What Makes Prebiotics and Probiotics the "Dynamic Duo?"www.healthcasket.in
healthcasket, prebiotics ("good" bacteria promoters) and probiotics ("good" bacteria) work together synergistically. In other words, prebiotics are breakfast, lunch and dinner for probiotics, which restores and can improve GI health. Products that combine these together are called synbiotics. On the menu, that means enjoying bananas atop yogurt or stir-frying asparagus with tempeh is a win-win.
So be sure to include food sources of prebiotics and probiotics on your grocery shopping list, taking the time to double check labels when at the market. Though you won't find a Food and Drug Administration (FDA) health claim on products that provide these "nutrition boosters," you may find a structure-function claim, such as "promotes a healthy digestive system."

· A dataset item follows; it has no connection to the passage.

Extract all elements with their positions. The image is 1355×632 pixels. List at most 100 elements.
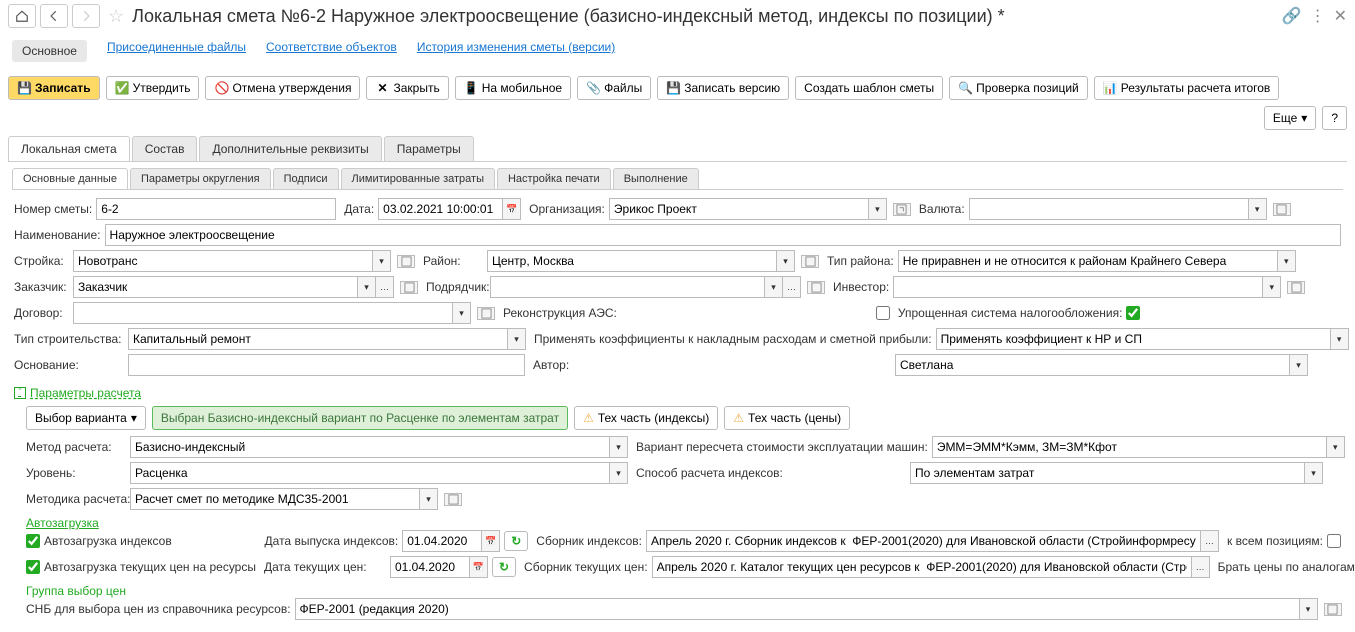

The bottom line: At minimum, prebiotics and probiotics are keys for good gut health. "I think we are at an exciting time in research," says King. "We're finding that the gut flora is responsible for more than just digestion."
Basically, incorporating health-promoting functional foods, such as foods containing prebiotics and probiotics, into the diet potentially aids in creating a healthier you.